E mesmo que o clube tenha vindo de mais um empate no Brasileiro, contra o São Paulo, o clima no Ninho do Urubu é mais leve. 
O motivo é a ausência do goleiro Diego Alves do convívio coletivo. O jogador provocou uma série de constrangimentos após se reunir na semana passada com o elenco para dar sua versão por não viajar para encarar o Paraná, há duas semanas. Em seguida, ele discutiu com o técnico Dorival Júnior em encontro posterior na presença dos demais jogadores.

Pelas ofensas ao técnico, o camisa um iniciou tratamento no joelho direito em turno contrário ao do restante dos jogadores. Mesmo assim, Diego Alves mantém a postura a tentativa de forçar sua saída de forma litigiosa e reúne "provas" de um afastamento que na prática se configura, mas não foi comunicado oficialmente. A diretoria segue fornecendo amparo ao jogador, mas o departamento de futebol estancou inicialmente o problema ao minimizar a chance de registro de sua presença pela imprensa.

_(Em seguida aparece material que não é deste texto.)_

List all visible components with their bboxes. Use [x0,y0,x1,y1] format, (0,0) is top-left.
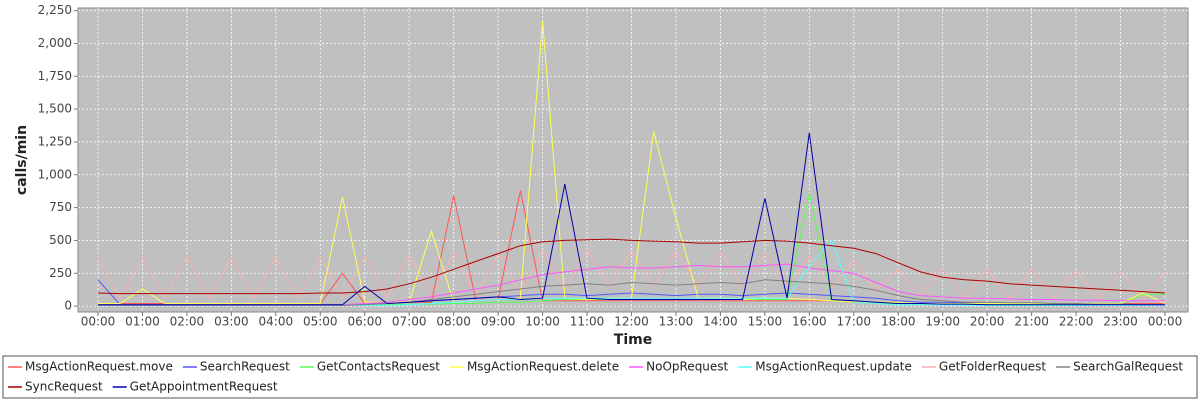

Como resposta, Diego Alves ativou suas redes sociais, pouco utilizadas para registro das atividades no clube. O goleiro faz uma espécie de dossiê dos momentos em que está a serviço do Flamengo, em tratamento e isolado. E também tenta deixar claro que está engajado com o time, como na postagem durante o jogo contra o São Paulo.

Ele também envia mensagens por WhatsApp para membros do departamento de futebol, questionando sobre as próximas orientações. E obriga o clube a manter este tipo de canal por escrito aberto. 
O Flamengo entende que não deu qualquer brecha para a configuração de dano moral ou constrangimento. O clube avalia que o próprio jogador foi responsável pelo constrangimento pelo qual eventualmente pode ter passado e causado aos demais.
Com contrato até 2020, Diego Alves só terá a situação sacramentada após o Campeonato Brasileiro. O seu empresário, Eduardo Maluf, aguarda para apresentar propostas concretas. Diego Alves, por sua vez, deixou claro que não joga mais pelo clube com a atual diretoria e comissão técnica.
Todos, incluindo o técnico Dorival Júnior, mantém cautela ao comentar o caso. O assunto é tratado internamente. De lado a lado, no entanto, os bastidores são de tensão e sensação de que o caso pode extrapolar para a esfera judicial.